# bad neighbours



## G8ter (16 Jul 2010)

We have bad neighbours, husband and wife.

when We grow vegetable at our yard, they steal them, so we stop it; when we grow flowers at our yard, they steal the plant 

and leave big holes on the ground, so we stop it; when we use solid fuel for heating, they steal the coal and timber from our 

shed; Now we installed the central heating, they steal the oil from the tank.

We called police in a couple of times, but they are smart enouth to not leave enough evidences. If we argue with them, there 

were always strange things happening afterwards, the car was cratched or the windows were broken. They even threatened to 

burn our house or do something to our children, my wife was frightened she told me to leave it alone.

We have house alarm and We are thinking of install CCTV but I believe that is not going to stop them stealing and hassling us 

for the long term.

We are thinking of moving away but we couldn't, we are on big mortage at moment.

They are both claiming social welfare and working for the past 30 years. they are living in a rented county council house for 

the past 30 year. Now the county council is going to renovate the house for them because they destroied house to a 

unlivingable condition and the wife is claiming she is having health issues due to damp house. It seems county council 

offered them houses in some other areas but they refuse to take it.

Both of them made isurance claim from different car accidents and got a lot of money before.

Any smart people here can give us some idea about how to get rid of these neighbours?


----------



## Gmol (16 Jul 2010)

Sorry to hear about your situation, I would get the CCTV and motion sensor lights  installed and try to obtain proof that it is your Neighbours that are the culprits. Also keep a log of all conversations. Check with other neighbours whether they are having problems with them too. 
Report every incident to the gardai
It might be no harm to set up either a residence association or neighorhood watch where you can discuss your problem neighbour
If they are working and claiming payments 'fraudulently' then report them. 

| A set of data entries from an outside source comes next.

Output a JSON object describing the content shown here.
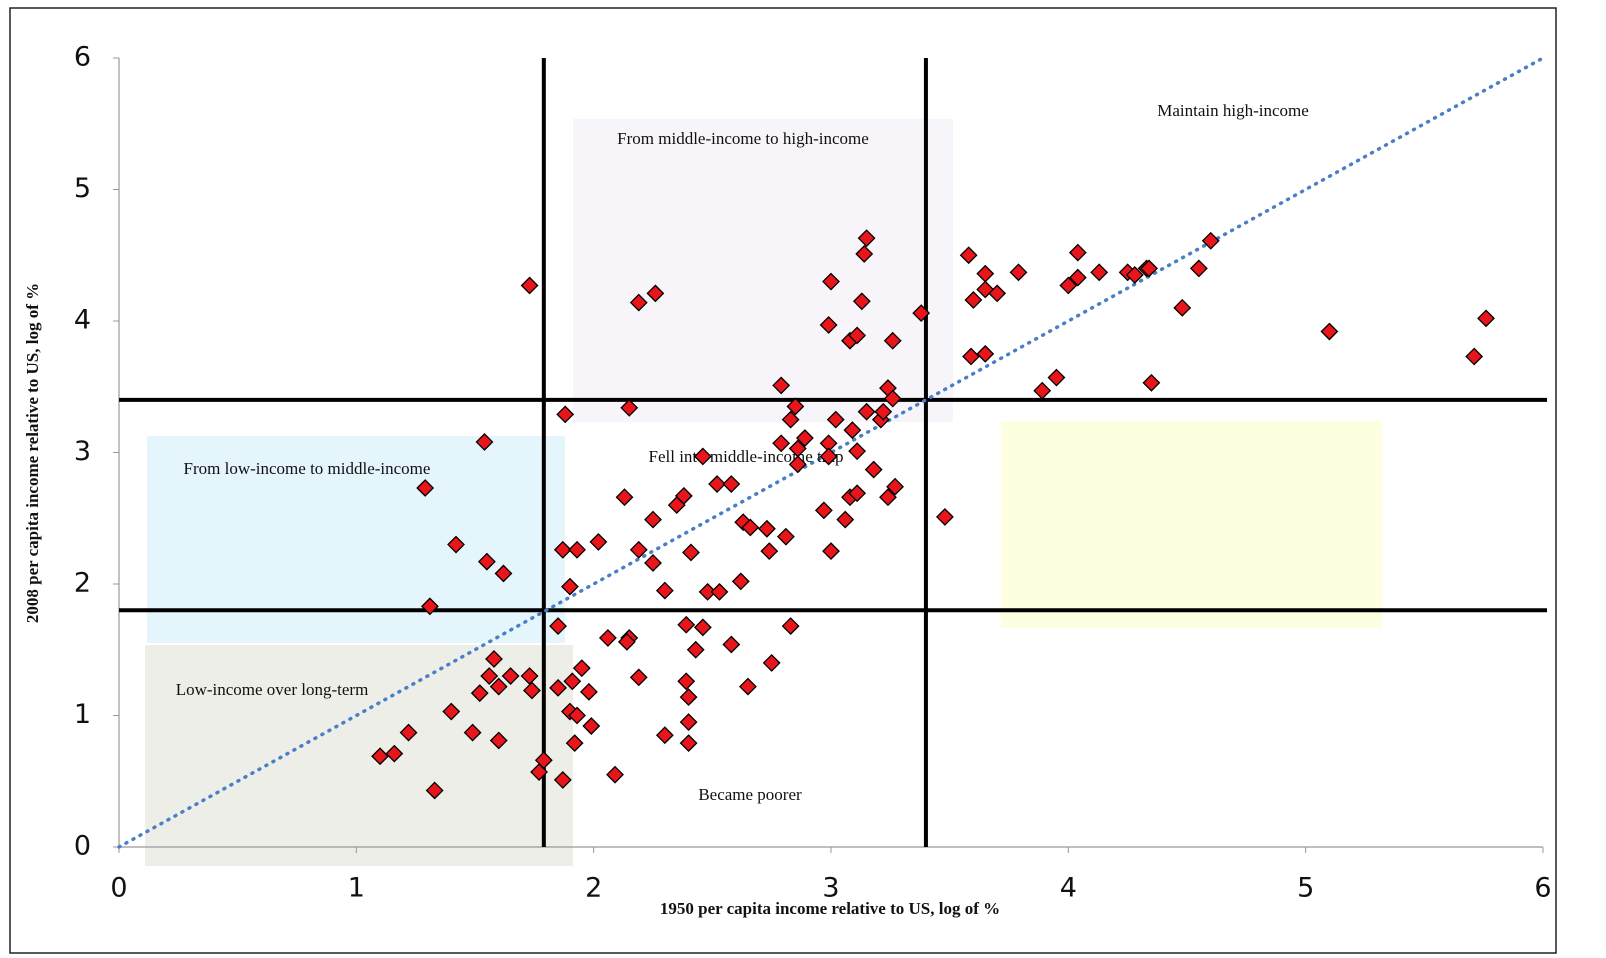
{
  "chart_data": {
    "type": "scatter",
    "x_label": "1950 per capita income relative to US, log of %",
    "y_label": "2008 per capita income relative to US, log of %",
    "xlim": [
      0,
      6
    ],
    "ylim": [
      0,
      6
    ],
    "xticks": [
      0,
      1,
      2,
      3,
      4,
      5,
      6
    ],
    "yticks": [
      0,
      1,
      2,
      3,
      4,
      5,
      6
    ],
    "grid": false,
    "color": "#e8151b",
    "diagonal_color": "#4a7fc8",
    "x_thresholds": [
      1.79,
      3.4
    ],
    "y_thresholds": [
      1.8,
      3.4
    ],
    "annotations": [
      "From middle-income to  high-income",
      "Maintain high-income",
      "From low-income to middle-income",
      "Fell into middle-income trap",
      "Low-income over long-term",
      "Became poorer"
    ],
    "x": [
      1.73,
      1.54,
      1.29,
      1.42,
      1.55,
      1.62,
      1.31,
      1.88,
      1.87,
      1.93,
      1.9,
      2.02,
      1.85,
      1.58,
      1.56,
      1.6,
      1.52,
      1.65,
      1.73,
      1.74,
      1.4,
      1.22,
      1.49,
      1.6,
      1.1,
      1.16,
      1.33,
      1.95,
      1.91,
      1.85,
      1.98,
      1.9,
      1.93,
      1.99,
      1.92,
      1.79,
      1.77,
      1.87,
      2.09,
      2.06,
      2.15,
      2.14,
      2.19,
      2.3,
      2.4,
      2.4,
      2.4,
      2.39,
      2.43,
      2.39,
      2.46,
      2.58,
      2.65,
      2.75,
      2.83,
      2.48,
      2.53,
      2.62,
      2.3,
      2.25,
      2.19,
      2.41,
      2.25,
      2.13,
      2.35,
      2.38,
      2.46,
      2.52,
      2.58,
      2.63,
      2.66,
      2.73,
      2.74,
      2.81,
      2.79,
      2.86,
      2.89,
      2.86,
      2.83,
      2.85,
      2.79,
      2.99,
      2.99,
      3.02,
      3.09,
      3.11,
      3.15,
      3.21,
      3.22,
      3.18,
      2.97,
      3.06,
      3.08,
      3.11,
      3.0,
      3.24,
      3.27,
      3.24,
      3.26,
      3.48,
      2.99,
      3.08,
      3.11,
      3.26,
      3.13,
      3.0,
      3.15,
      3.14,
      3.38,
      2.19,
      2.26,
      2.15,
      3.58,
      3.65,
      3.65,
      3.6,
      3.7,
      3.79,
      3.59,
      3.65,
      4.0,
      4.04,
      4.04,
      4.13,
      4.25,
      4.28,
      4.33,
      4.34,
      4.55,
      4.6,
      4.48,
      3.95,
      3.89,
      4.35,
      5.1,
      5.71,
      5.76
    ],
    "values": [
      4.27,
      3.08,
      2.73,
      2.3,
      2.17,
      2.08,
      1.83,
      3.29,
      2.26,
      2.26,
      1.98,
      2.32,
      1.68,
      1.43,
      1.3,
      1.22,
      1.17,
      1.3,
      1.3,
      1.19,
      1.03,
      0.87,
      0.87,
      0.81,
      0.69,
      0.71,
      0.43,
      1.36,
      1.26,
      1.21,
      1.18,
      1.03,
      1.0,
      0.92,
      0.79,
      0.66,
      0.57,
      0.51,
      0.55,
      1.59,
      1.59,
      1.56,
      1.29,
      0.85,
      0.79,
      0.95,
      1.14,
      1.26,
      1.5,
      1.69,
      1.67,
      1.54,
      1.22,
      1.4,
      1.68,
      1.94,
      1.94,
      2.02,
      1.95,
      2.16,
      2.26,
      2.24,
      2.49,
      2.66,
      2.6,
      2.67,
      2.97,
      2.76,
      2.76,
      2.47,
      2.43,
      2.42,
      2.25,
      2.36,
      3.07,
      3.03,
      3.11,
      2.91,
      3.25,
      3.35,
      3.51,
      3.07,
      2.97,
      3.25,
      3.17,
      3.01,
      3.31,
      3.25,
      3.31,
      2.87,
      2.56,
      2.49,
      2.66,
      2.69,
      2.25,
      2.66,
      2.74,
      3.49,
      3.41,
      2.51,
      3.97,
      3.85,
      3.89,
      3.85,
      4.15,
      4.3,
      4.63,
      4.51,
      4.06,
      4.14,
      4.21,
      3.34,
      4.5,
      4.36,
      4.24,
      4.16,
      4.21,
      4.37,
      3.73,
      3.75,
      4.27,
      4.33,
      4.52,
      4.37,
      4.37,
      4.35,
      4.4,
      4.4,
      4.4,
      4.61,
      4.1,
      3.57,
      3.47,
      3.53,
      3.92,
      3.73,
      4.02
    ]
  }
}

Once you have proof on cctv of them damaging your property go to the council 

Best of luck


----------



## G8ter (17 Jul 2010)

I know the neighbours refused the offers from county council to move to other areas. But is there any other way to persuade county council to order the neighbours to move away rather than renovate the house for them? There are plenty of council house vacant in the town, and better neibghourhood watch. 

any idea?


----------



## ney001 (17 Jul 2010)

Neighbours from hell no doubt.  There is no quick fix with people like this, you really just have to stay away from them whilst building up your case.  

[1]  Keep a record of all robberies etc, report to gardaí where possible and keep a diary of every occurance. 
[2]  Get a lock for your oil tank and secure your back yard as best as possible with fencing and locks on everything. If you have walls put up some PC99 paint, this will keep them from climbing over your walls.  
[3]  CCTV - this doesn't have to be a very expensive solution.  My parents installed two outdoor cameras from maplins and then a hard drive (€100) dvd recorded from Powercity - set them up on continual record. If CCTV is too expensive an option for you, you can get 'fake' cameras and put them up to scare them away from your property.   If you obtain evidence report them to county council
[4]  Report them to SW - you don't have to leave your details, just report what you know about fraudulent claims.  They won't know it's you if they have a lot of enemies in the estate. 
[5]  Buy yourself a little dictaphone and if they ever come to your door or speak to you record the conversations. 
[6]  Don't engage them for any reason - just ignore and go about your business whilst keeping a record of everything!


----------



## NOAH (3 Aug 2010)

and get a dog if it is feasible, ie an alsatian.

noah


----------



## Marietta (3 Aug 2010)

NOAH said:


> and get a dog if it is feasible, ie an alsatian.
> 
> noah


 

A rothweiler


----------